Une Semaine en Haïti – n°677– Lundi 24 novembre 2003

Tout le monde n’a pas commémoré la bataille de Vertières
Suite de la manifestation avortée organisée par le Groupe des 184
Manifestation mouvementée d’écoliers à Petit Goâve
Interprétations diverses sur les relations Haïti/Etats-Unis
Violences à Gonaïves et Port au Prince

>>>Tout le monde n’a pas commémoré la bataille de Vertières.


Ce mardi 18 novembre 2003 avait lieu la commémoration du bicentenaire de la bataille de Vertières (près du Cap-Haïtien). Cette bataille a marqué la victoire définitive des anciens esclaves sur les armées françaises, et ouvert la voie de l’indépendance haïtienne.
Dans le site rénové de Vertières, la commémoration officielle, a rassemblé plusieurs milliers d’Haïtiens et d’étrangers, qui ont assisté au discours du président Jean-Bertrand Aristide.
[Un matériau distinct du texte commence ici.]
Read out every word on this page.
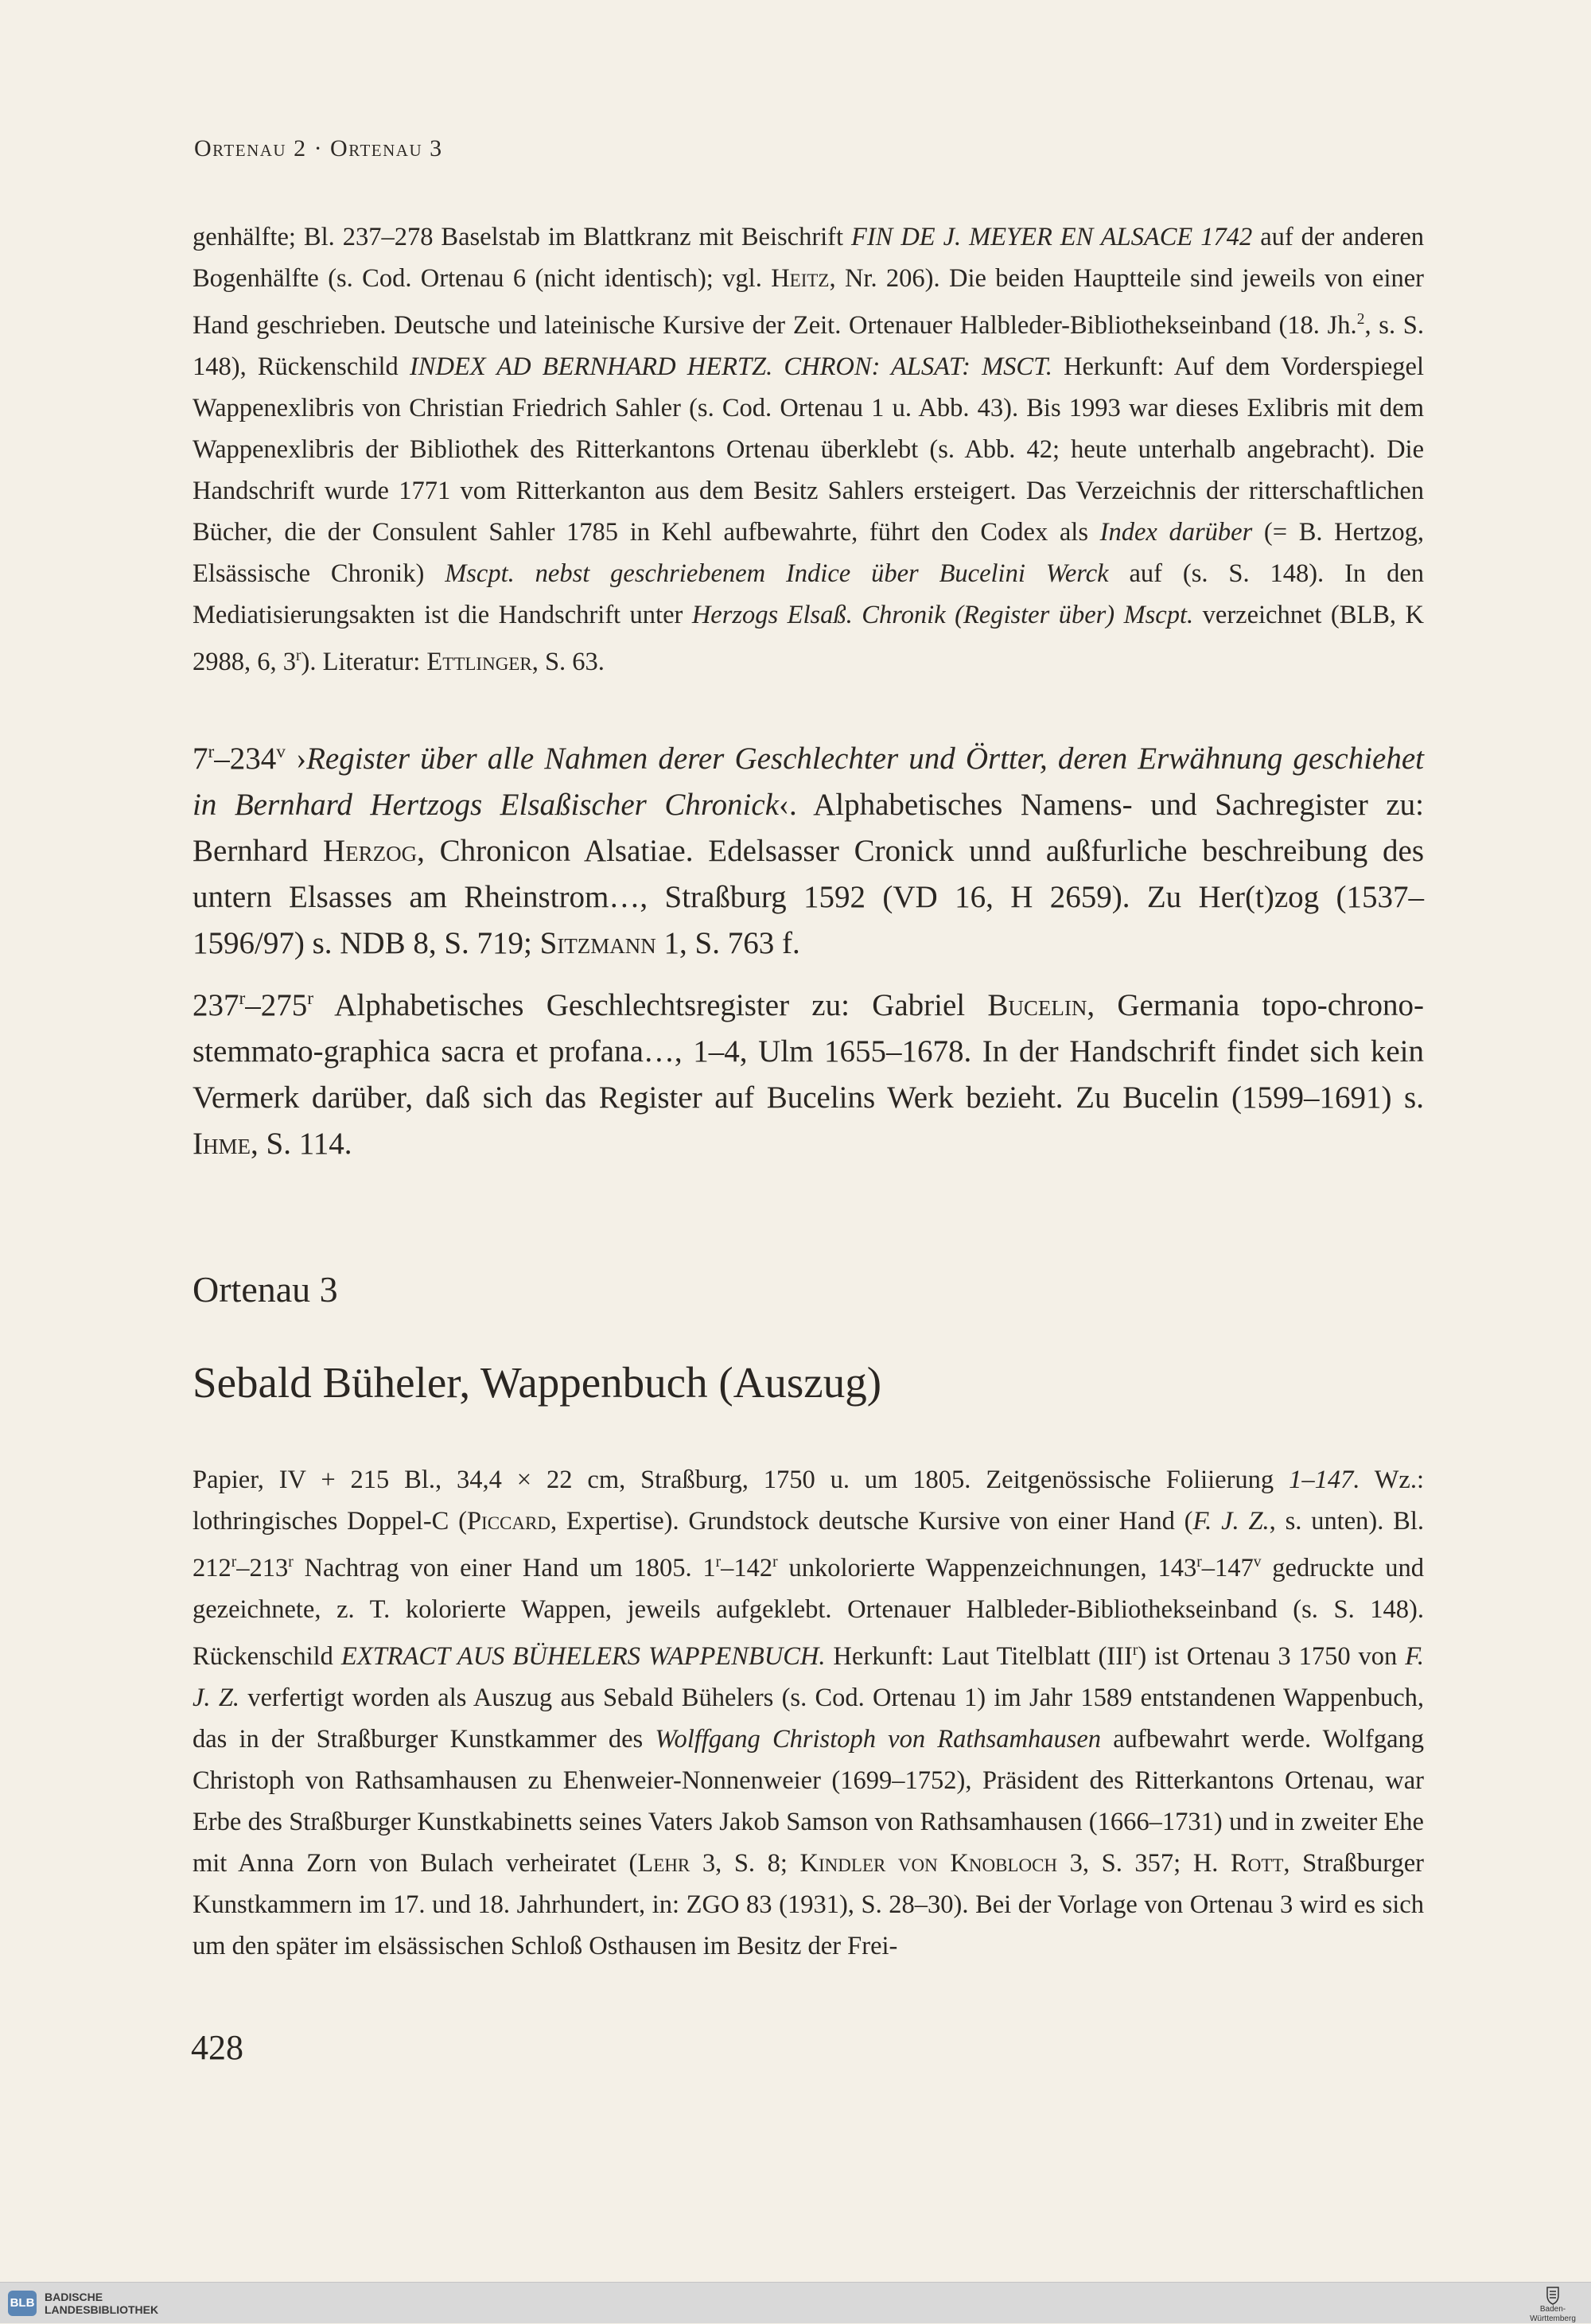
Ortenau 2 · Ortenau 3

genhälfte; Bl. 237–278 Baselstab im Blattkranz mit Beischrift FIN DE J. MEYER EN ALSACE 1742 auf der anderen Bogenhälfte (s. Cod. Ortenau 6 (nicht identisch); vgl. Heitz, Nr. 206). Die beiden Hauptteile sind jeweils von einer Hand geschrieben. Deutsche und lateinische Kursive der Zeit. Ortenauer Halbleder-Bibliothekseinband (18. Jh.$^2$, s. S. 148), Rückenschild INDEX AD BERNHARD HERTZ. CHRON: ALSAT: MSCT. Herkunft: Auf dem Vorderspiegel Wappenexlibris von Christian Friedrich Sahler (s. Cod. Ortenau 1 u. Abb. 43). Bis 1993 war dieses Exlibris mit dem Wappenexlibris der Bibliothek des Ritterkantons Ortenau überklebt (s. Abb. 42; heute unterhalb angebracht). Die Handschrift wurde 1771 vom Ritterkanton aus dem Besitz Sahlers ersteigert. Das Verzeichnis der ritterschaftlichen Bücher, die der Consulent Sahler 1785 in Kehl aufbewahrte, führt den Codex als Index darüber (= B. Hertzog, Elsässische Chronik) Mscpt. nebst geschriebenem Indice über Bucelini Werck auf (s. S. 148). In den Mediatisierungsakten ist die Handschrift unter Herzogs Elsaß. Chronik (Register über) Mscpt. verzeichnet (BLB, K 2988, 6, 3$^r$). Literatur: Ettlinger, S. 63.

7$^r$–234$^v$ ›Register über alle Nahmen derer Geschlechter und Örtter, deren Erwähnung geschiehet in Bernhard Hertzogs Elsaßischer Chronick‹. Alphabetisches Namens- und Sachregister zu: Bernhard Herzog, Chronicon Alsatiae. Edelsasser Cronick unnd außfurliche beschreibung des untern Elsasses am Rheinstrom…, Straßburg 1592 (VD 16, H 2659). Zu Her(t)zog (1537–1596/97) s. NDB 8, S. 719; Sitzmann 1, S. 763 f.

237$^r$–275$^r$ Alphabetisches Geschlechtsregister zu: Gabriel Bucelin, Germania topo-chrono-stemmato-graphica sacra et profana…, 1–4, Ulm 1655–1678. In der Handschrift findet sich kein Vermerk darüber, daß sich das Register auf Bucelins Werk bezieht. Zu Bucelin (1599–1691) s. Ihme, S. 114.

Ortenau 3
Sebald Büheler, Wappenbuch (Auszug)

Papier, IV + 215 Bl., 34,4 × 22 cm, Straßburg, 1750 u. um 1805. Zeitgenössische Foliierung 1–147. Wz.: lothringisches Doppel-C (Piccard, Expertise). Grundstock deutsche Kursive von einer Hand (F. J. Z., s. unten). Bl. 212$^r$–213$^r$ Nachtrag von einer Hand um 1805. 1$^r$–142$^r$ unkolorierte Wappenzeichnungen, 143$^r$–147$^v$ gedruckte und gezeichnete, z. T. kolorierte Wappen, jeweils aufgeklebt. Ortenauer Halbleder-Bibliothekseinband (s. S. 148). Rückenschild EXTRACT AUS BÜHELERS WAPPENBUCH. Herkunft: Laut Titelblatt (III$^r$) ist Ortenau 3 1750 von F. J. Z. verfertigt worden als Auszug aus Sebald Bühelers (s. Cod. Ortenau 1) im Jahr 1589 entstandenen Wappenbuch, das in der Straßburger Kunstkammer des Wolffgang Christoph von Rathsamhausen aufbewahrt werde. Wolfgang Christoph von Rathsamhausen zu Ehenweier-Nonnenweier (1699–1752), Präsident des Ritterkantons Ortenau, war Erbe des Straßburger Kunstkabinetts seines Vaters Jakob Samson von Rathsamhausen (1666–1731) und in zweiter Ehe mit Anna Zorn von Bulach verheiratet (Lehr 3, S. 8; Kindler von Knobloch 3, S. 357; H. Rott, Straßburger Kunstkammern im 17. und 18. Jahrhundert, in: ZGO 83 (1931), S. 28–30). Bei der Vorlage von Ortenau 3 wird es sich um den später im elsässischen Schloß Osthausen im Besitz der Frei-

428
BLB BADISCHE
LANDESBIBLIOTHEK	Baden-Württemberg
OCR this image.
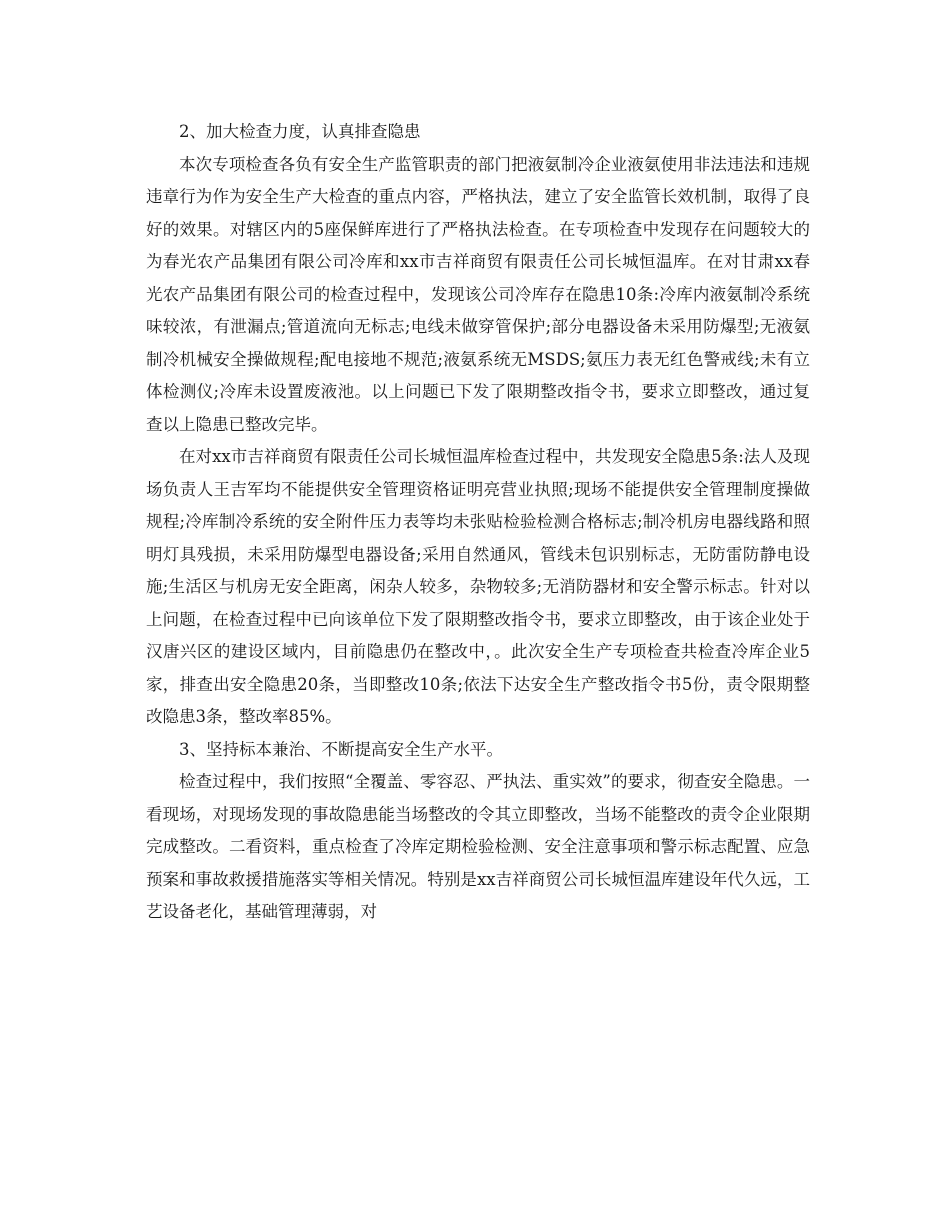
2、加大检查力度，认真排查隐患

本次专项检查各负有安全生产监管职责的部门把液氨制冷企业液氨使用非法违法和违规违章行为作为安全生产大检查的重点内容，严格执法，建立了安全监管长效机制，取得了良好的效果。对辖区内的5座保鲜库进行了严格执法检查。在专项检查中发现存在问题较大的为春光农产品集团有限公司冷库和xx市吉祥商贸有限责任公司长城恒温库。在对甘肃xx春光农产品集团有限公司的检查过程中，发现该公司冷库存在隐患10条:冷库内液氨制冷系统味较浓，有泄漏点;管道流向无标志;电线未做穿管保护;部分电器设备未采用防爆型;无液氨制冷机械安全操做规程;配电接地不规范;液氨系统无MSDS;氨压力表无红色警戒线;未有立体检测仪;冷库未设置废液池。以上问题已下发了限期整改指令书，要求立即整改，通过复查以上隐患已整改完毕。

在对xx市吉祥商贸有限责任公司长城恒温库检查过程中，共发现安全隐患5条:法人及现场负责人王吉军均不能提供安全管理资格证明亮营业执照;现场不能提供安全管理制度操做规程;冷库制冷系统的安全附件压力表等均未张贴检验检测合格标志;制冷机房电器线路和照明灯具残损，未采用防爆型电器设备;采用自然通风，管线未包识别标志，无防雷防静电设施;生活区与机房无安全距离，闲杂人较多，杂物较多;无消防器材和安全警示标志。针对以上问题，在检查过程中已向该单位下发了限期整改指令书，要求立即整改，由于该企业处于汉唐兴区的建设区域内，目前隐患仍在整改中，。此次安全生产专项检查共检查冷库企业5家，排查出安全隐患20条，当即整改10条;依法下达安全生产整改指令书5份，责令限期整改隐患3条，整改率85%。

3、坚持标本兼治、不断提高安全生产水平。

检查过程中，我们按照“全覆盖、零容忍、严执法、重实效”的要求，彻查安全隐患。一看现场，对现场发现的事故隐患能当场整改的令其立即整改，当场不能整改的责令企业限期完成整改。二看资料，重点检查了冷库定期检验检测、安全注意事项和警示标志配置、应急预案和事故救援措施落实等相关情况。特别是xx吉祥商贸公司长城恒温库建设年代久远，工艺设备老化，基础管理薄弱，对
Après avoir rendu hommage aux héros de l’indépendance, dénoncé l’esclavage comme crime contre l’humanité et fait un rappel historique des faits qui ont abouti à la bataille de Vertières, le président a axé son allocution sur des thèmes d’actualité. Il a lancé un message en faveur de l’unité et de la réconciliation nationale et appelé aux élections, tout en condamnant les « putschistes terroristes » et en mettant en garde contre des possibilités de coups d’Etat. Il a fustigé la communauté internationale qui, par son embargo, reconduit le même « complot » qu’au temps de l’esclavage. Enfin, il s’est à nouveau prononcé pour la restitution de la dette de l’indépendance par la France.
L’absence de nombreuses personnalités ou secteurs de la société a été très remarquée. Suite à la manifestation du groupe des 184 interrompue par les partisans Lavalas le vendredi 14 novembre, les représentants de la société civile et du secteur privé ont appelé à boycotter la cérémonie de Vertières. Pour les mêmes raisons, les ambassadeurs américain, et français ainsi que les représentant de l’Union Européenne n’étaient pas présents. Seuls les Ambassadeurs du Vatican, et du Canada, ainsi que les représentants des Caraïbes, de l’Amérique Latine et de l’OEA ont assisté à la cérémonie.
Ces absences ont été critiquées par le secrétaire d’Etat à la communication, Mario Dupuy qui a précisé que l’opposition avait manqué une occasion de montrer son désir de participer à la construction démocratique. Pour Bell Angelot, directeur général du Ministère de l’intérieur, « il est temps que la sensibilité patriotique l’emporte sur la sensibilité politique ».
L’opposition, de son côté, a jugé inapproprié le discours du Président, qui « sur fond de haine et de divisions n’a plus sa place dans une société qui a besoin de paix et d’unité ». Turneb Delpé (PNDPH) juge ses propos démagogiques tandis que Rosny Desroches (Initiative de la Société Civile) estime que le président a une très mauvaise lecture de la conjoncture d’aujourd’hui par rapport à celle de 1803.
A noter enfin, qu’en dehors du Cap-Haïtien, la commémoration est passée inaperçue dans la plupart des autres villes du pays.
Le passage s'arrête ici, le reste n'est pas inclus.